Ecomotive - Archive


The automotive sector, true driving force behind the industrial production, and the future prospects of web innovations

Paolo Castiglia

New hardware development, as well as new software, as we shall see. But let us start with mechanical engineering: the overall production of the automotive industry, according to Istat, shows a 35.7% growing trend, while for the first 10 months of the year, growth stood at 28.5%. Figures confirm the fact that the current economic recovery is clearly pulled by the automotive sector.

This is clearly evident if we compare the sector’s figures with the overall industrial production index, which shows a growing trend of 2,9% with a mere +1,1% in the first 10 months of the year. Orders, for the automotive sector in general, soared by 19,1% between January and September 2015, while orders at a national level, considering all industrial sectors, have risen by 5,2% during the same period. Finally, the automotive sector’s turnover grew sharply by 21,4% in the first 9 months of 2015, whereas the overall turnover of the national industry scored an unflattering +1,1%, mostly due to exports.


Understandably, Gianmarco Giorda, director of ANFIA, adds with a touch of pride "Besides highlighting how the excellent sales performance of Italian motor vehicles in the domestic market greatly contributes to supporting the industrial production in the country, we would like to underscore also the positive effects on the domestic production of motor vehicle parts and accessories, which in January-October 2015 reported an increase of 10.5% - with a +16% in October alone - thanks to a total order increase of more than 15% in the first 9 months of the year, according to the latest available data, with domestic orders up 37%".

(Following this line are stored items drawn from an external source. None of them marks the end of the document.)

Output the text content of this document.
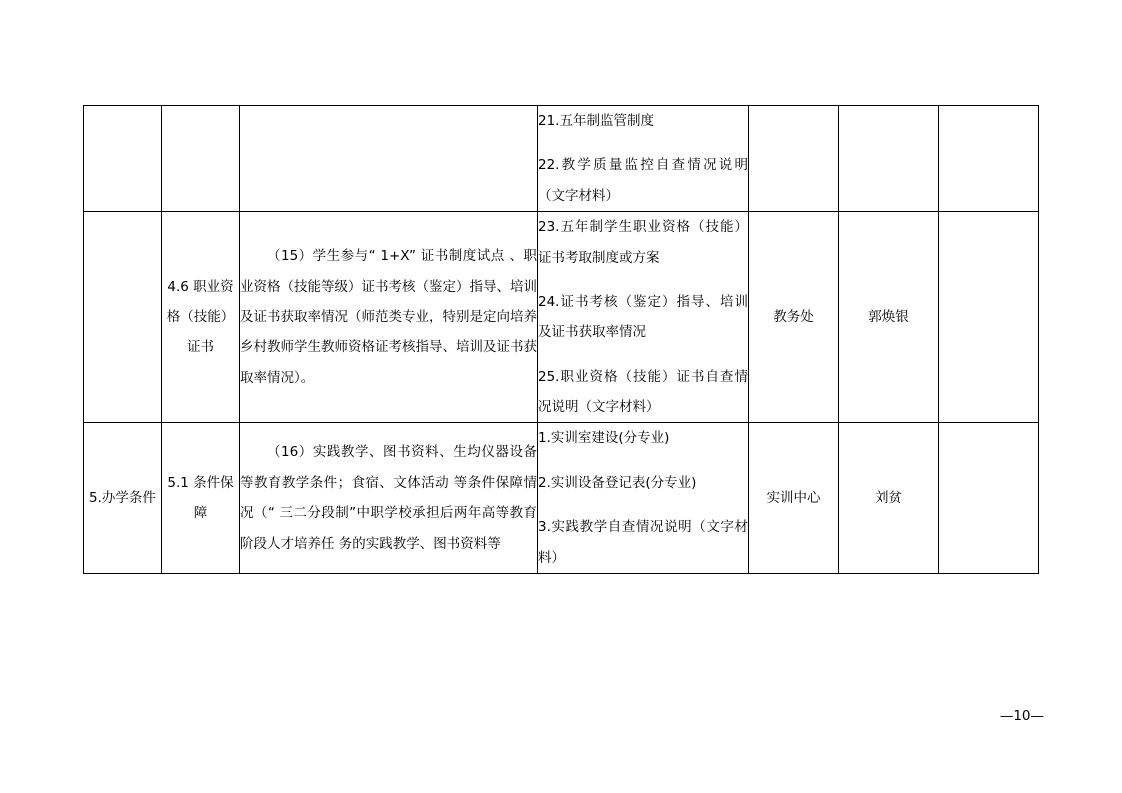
			21.五年制监管制度
22.教学质量监控自查情况说明（文字材料）			

	4.6 职业资格（技能）证书	（15）学生参与“ 1+X” 证书制度试点 、职业资格（技能等级）证书考核（鉴定）指导、培训及证书获取率情况（师范类专业，特别是定向培养乡村教师学生教师资格证考核指导、培训及证书获取率情况）。	23.五年制学生职业资格（技能）证书考取制度或方案
24.证书考核（鉴定）指导、培训及证书获取率情况
25.职业资格（技能）证书自查情况说明（文字材料）	教务处	郭焕银	
5.办学条件	5.1 条件保障	（16）实践教学、图书资料、生均仪器设备等教育教学条件；食宿、文体活动 等条件保障情况（“ 三二分段制”中职学校承担后两年高等教育阶段人才培养任 务的实践教学、图书资料等	1.实训室建设(分专业)
2.实训设备登记表(分专业)
3.实践教学自查情况说明（文字材料）	实训中心	刘贫	
—10—
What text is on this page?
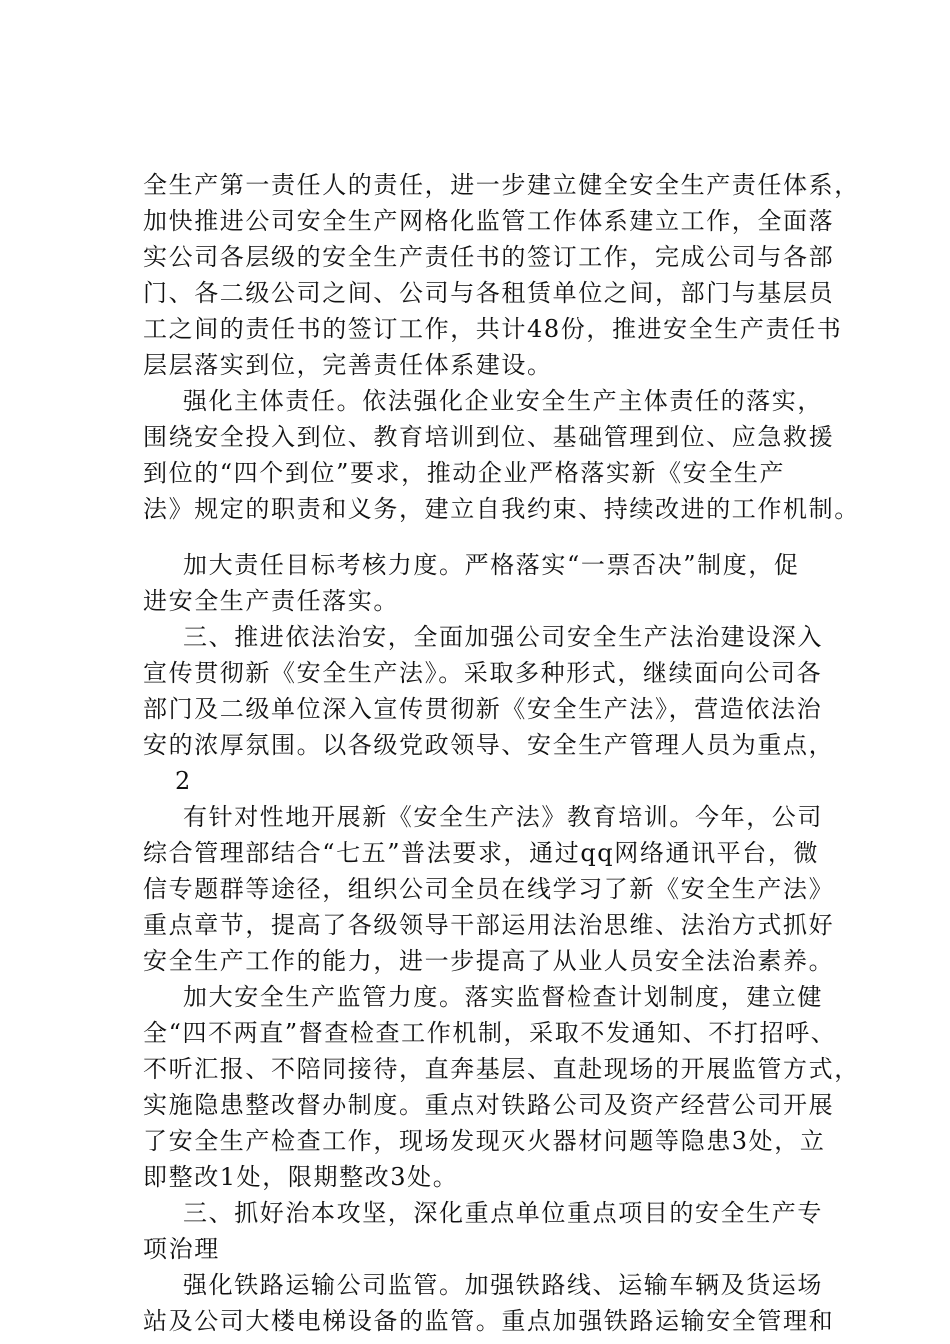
全生产第一责任人的责任，进一步建立健全安全生产责任体系，
加快推进公司安全生产网格化监管工作体系建立工作，全面落
实公司各层级的安全生产责任书的签订工作，完成公司与各部
门、各二级公司之间、公司与各租赁单位之间，部门与基层员
工之间的责任书的签订工作，共计48份，推进安全生产责任书
层层落实到位，完善责任体系建设。
强化主体责任。依法强化企业安全生产主体责任的落实，
围绕安全投入到位、教育培训到位、基础管理到位、应急救援
到位的“四个到位”要求，推动企业严格落实新《安全生产
法》规定的职责和义务，建立自我约束、持续改进的工作机制。
加大责任目标考核力度。严格落实“一票否决”制度，促
进安全生产责任落实。
三、推进依法治安，全面加强公司安全生产法治建设深入
宣传贯彻新《安全生产法》。采取多种形式，继续面向公司各
部门及二级单位深入宣传贯彻新《安全生产法》，营造依法治
安的浓厚氛围。以各级党政领导、安全生产管理人员为重点，
2
有针对性地开展新《安全生产法》教育培训。今年，公司
综合管理部结合“七五”普法要求，通过qq网络通讯平台，微
信专题群等途径，组织公司全员在线学习了新《安全生产法》
重点章节，提高了各级领导干部运用法治思维、法治方式抓好
安全生产工作的能力，进一步提高了从业人员安全法治素养。
加大安全生产监管力度。落实监督检查计划制度，建立健
全“四不两直”督查检查工作机制，采取不发通知、不打招呼、
不听汇报、不陪同接待，直奔基层、直赴现场的开展监管方式，
实施隐患整改督办制度。重点对铁路公司及资产经营公司开展
了安全生产检查工作，现场发现灭火器材问题等隐患3处，立
即整改1处，限期整改3处。
三、抓好治本攻坚，深化重点单位重点项目的安全生产专
项治理
强化铁路运输公司监管。加强铁路线、运输车辆及货运场
站及公司大楼电梯设备的监管。重点加强铁路运输安全管理和
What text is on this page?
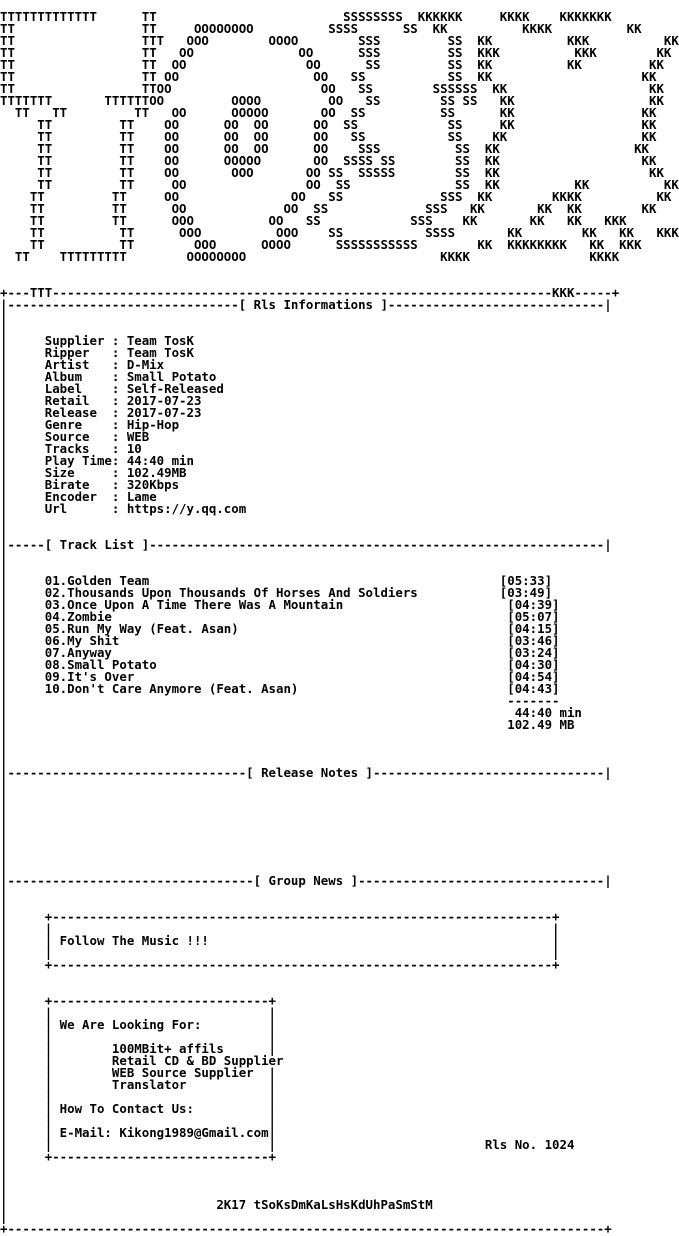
TTTTTTTTTTTTT      TT                         SSSSSSSS  KKKKKK     KKKK    KKKKKKK
TT                 TT     OOOOOOOO          SSSS      SS  KK          KKKK          KK
TT                 TTT   OOO        OOOO        SSS         SS  KK          KKK          KK
TT                 TT   OO              OO      SSS         SS  KKK          KKK        KK
TT                 TT  OO                OO      SS         SS  KK          KK         KK
TT                 TT OO                  OO   SS           SS  KK                    KK
TT                 TTOO                    OO   SS        SSSSSS  KK                   KK
TTTTTTT       TTTTTTOO         OOOO         OO   SS        SS SS   KK                  KK
TT   TT         TT   OO      OOOOO       OO  SS          SS      KK                 KK
TT         TT    OO      OO  OO      OO  SS            SS     KK                 KK
TT         TT    OO      OO  OO      OO   SS           SS    KK                  KK
TT         TT    OO      OO  OO      OO    SSS          SS  KK                  KK
TT         TT    OO      OOOOO       OO  SSSS SS        SS  KK                   KK
TT         TT    OO       OOO       OO SS  SSSSS        SS  KK                    KK
TT         TT     OO                OO  SS              SS  KK          KK          KK
TT         TT     OO               OO   SS             SSS  KK        KKKK          KK
TT         TT      OO             OO  SS             SSS   KK       KK  KK        KK
TT         TT      OOO          OO   SS            SSS    KK       KK   KK   KKK
TT          TT      OOO          OOO    SS           SSSS       KK        KK   KK   KKK
TT          TT        OOO      OOOO      SSSSSSSSSSS        KK  KKKKKKKK   KK  KKK
TT    TTTTTTTTT        OOOOOOOO                          KKKK                KKKK

+---TTT-------------------------------------------------------------------KKK-----+
|-------------------------------[ Rls Informations ]-----------------------------|
|
|
|     Supplier : Team TosK
|     Ripper   : Team TosK
|     Artist   : D-Mix
|     Album    : Small Potato
|     Label    : Self-Released
|     Retail   : 2017-07-23
|     Release  : 2017-07-23
|     Genre    : Hip-Hop
|     Source   : WEB
|     Tracks   : 10
|     Play Time: 44:40 min
|     Size     : 102.49MB
|     Birate   : 320Kbps
|     Encoder  : Lame
|     Url      : https://y.qq.com
|
|
|-----[ Track List ]-------------------------------------------------------------|
|
|
|     01.Golden Team                                               [05:33]
|     02.Thousands Upon Thousands Of Horses And Soldiers           [03:49]
|     03.Once Upon A Time There Was A Mountain                      [04:39]
|     04.Zombie                                                     [05:07]
|     05.Run My Way (Feat. Asan)                                    [04:15]
|     06.My Shit                                                    [03:46]
|     07.Anyway                                                     [03:24]
|     08.Small Potato                                               [04:30]
|     09.It's Over                                                  [04:54]
|     10.Don't Care Anymore (Feat. Asan)                            [04:43]
|                                                                   -------
|                                                                    44:40 min
|                                                                   102.49 MB
|
|
|
|--------------------------------[ Release Notes ]-------------------------------|
|
|
|
|
|
|
|
|
|---------------------------------[ Group News ]---------------------------------|
|
|
|     +-------------------------------------------------------------------+
|     |                                                                   |
|     | Follow The Music !!!                                              |
|     |                                                                   |
|     +-------------------------------------------------------------------+
|
|
|     +-----------------------------+
|     |                             |
|     | We Are Looking For:         |
|     |                             |
|     |        100MBit+ affils      |
|     |        Retail CD & BD Supplier
|     |        WEB Source Supplier  |
|     |        Translator           |
|     |                             |
|     | How To Contact Us:          |
|     |                             |
|     | E-Mail: Kikong1989@Gmail.com|
|     |                             |                            Rls No. 1024
|     +-----------------------------+
|
|
|
|                            2K17 tSoKsDmKaLsHsKdUhPaSmStM
|
+--------------------------------------------------------------------------------+
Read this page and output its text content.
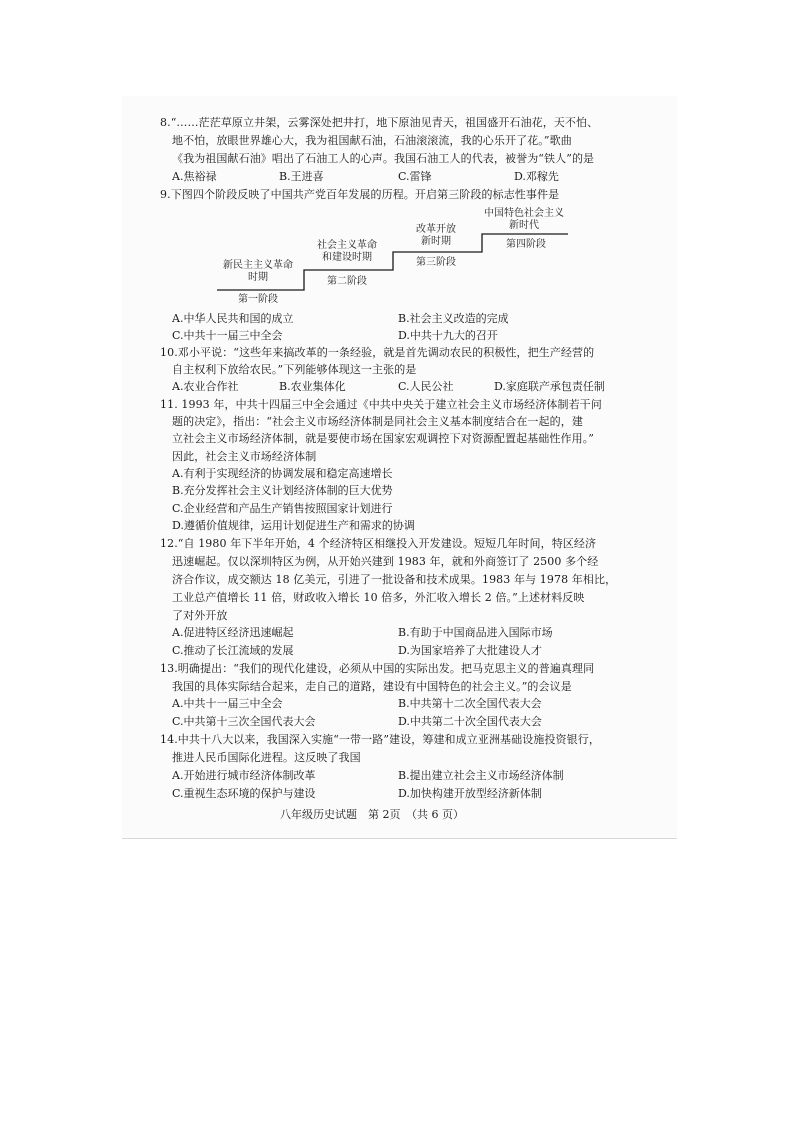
8.“……茫茫草原立井架，云雾深处把井打，地下原油见青天，祖国盛开石油花，天不怕、
地不怕，放眼世界雄心大，我为祖国献石油，石油滚滚流，我的心乐开了花。”歌曲
《我为祖国献石油》唱出了石油工人的心声。我国石油工人的代表，被誉为“铁人”的是
A.焦裕禄	B.王进喜	C.雷锋	D.邓稼先
9.下图四个阶段反映了中国共产党百年发展的历程。开启第三阶段的标志性事件是
新民主主义革命
时期
第一阶段
社会主义革命
和建设时期
第二阶段
改革开放
新时期
第三阶段
中国特色社会主义
新时代
第四阶段
A.中华人民共和国的成立	B.社会主义改造的完成
C.中共十一届三中全会	D.中共十九大的召开
10.邓小平说：“这些年来搞改革的一条经验，就是首先调动农民的积极性，把生产经营的
自主权利下放给农民。”下列能够体现这一主张的是
A.农业合作社	B.农业集体化	C.人民公社	D.家庭联产承包责任制
11. 1993 年，中共十四届三中全会通过《中共中央关于建立社会主义市场经济体制若干问
题的决定》，指出：“社会主义市场经济体制是同社会主义基本制度结合在一起的，建
立社会主义市场经济体制，就是要使市场在国家宏观调控下对资源配置起基础性作用。”
因此，社会主义市场经济体制
A.有利于实现经济的协调发展和稳定高速增长
B.充分发挥社会主义计划经济体制的巨大优势
C.企业经营和产品生产销售按照国家计划进行
D.遵循价值规律，运用计划促进生产和需求的协调
12.“自 1980 年下半年开始，4 个经济特区相继投入开发建设。短短几年时间，特区经济
迅速崛起。仅以深圳特区为例，从开始兴建到 1983 年，就和外商签订了 2500 多个经
济合作议，成交额达 18 亿美元，引进了一批设备和技术成果。1983 年与 1978 年相比，
工业总产值增长 11 倍，财政收入增长 10 倍多，外汇收入增长 2 倍。”上述材料反映
了对外开放
A.促进特区经济迅速崛起	B.有助于中国商品进入国际市场
C.推动了长江流域的发展	D.为国家培养了大批建设人才
13.明确提出：“我们的现代化建设，必须从中国的实际出发。把马克思主义的普遍真理同
我国的具体实际结合起来，走自己的道路，建设有中国特色的社会主义。”的会议是
A.中共十一届三中全会	B.中共第十二次全国代表大会
C.中共第十三次全国代表大会	D.中共第二十次全国代表大会
14.中共十八大以来，我国深入实施“一带一路”建设，筹建和成立亚洲基础设施投资银行，
推进人民币国际化进程。这反映了我国
A.开始进行城市经济体制改革	B.提出建立社会主义市场经济体制
C.重视生态环境的保护与建设	D.加快构建开放型经济新体制
八年级历史试题　第 2页　（共 6 页）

Shifting the attention to a larger scenario, it must be said that technological innovations play an increasingly relevant role in today’s mobility, regarding both new hardware as well as software and services, providing great opportunity for the economic development of the entire sector. Great investments have, in fact, been recently recorded on innovative safety devices, such as an app that through smart-phones and sensors takes immediate action upon detecting the vehicle moving in the wrong direction, warning both the driver and surrounding vehicles.

Currently, similar technologies use the radio to sound the alarm, however, since statistics clearly show that accidents occur within the first 500 metres, the delay can prove fatal. Another example is the launch of the Aftermarket e-call, a device that, thanks to its inertial sensor, is able to detect an accident giving the alarm. Investments in web-based safety technologies are a relevant factor from an economic standpoint: connected motorists can avoid traffic jams, accidents and long searches for parking space, all unnecessary costs. The contribution of research in this area will become ever more important, especially in increasingly congested cities.


This technology will be supported by great investments because it is one of the few useful options for solving the problem of traffic, reducing CO2 emissions and ultimately optimizing the use of the vehicle. The car market could well be redefined as a mobility market. And it shows, looking at the investments made by some of the leading manufacturers in the market: Daimler is investing on the Car2Go system, GM on Lyft and Ford on FordPass: all are looking at these interesting alternatives, ever more important for the future.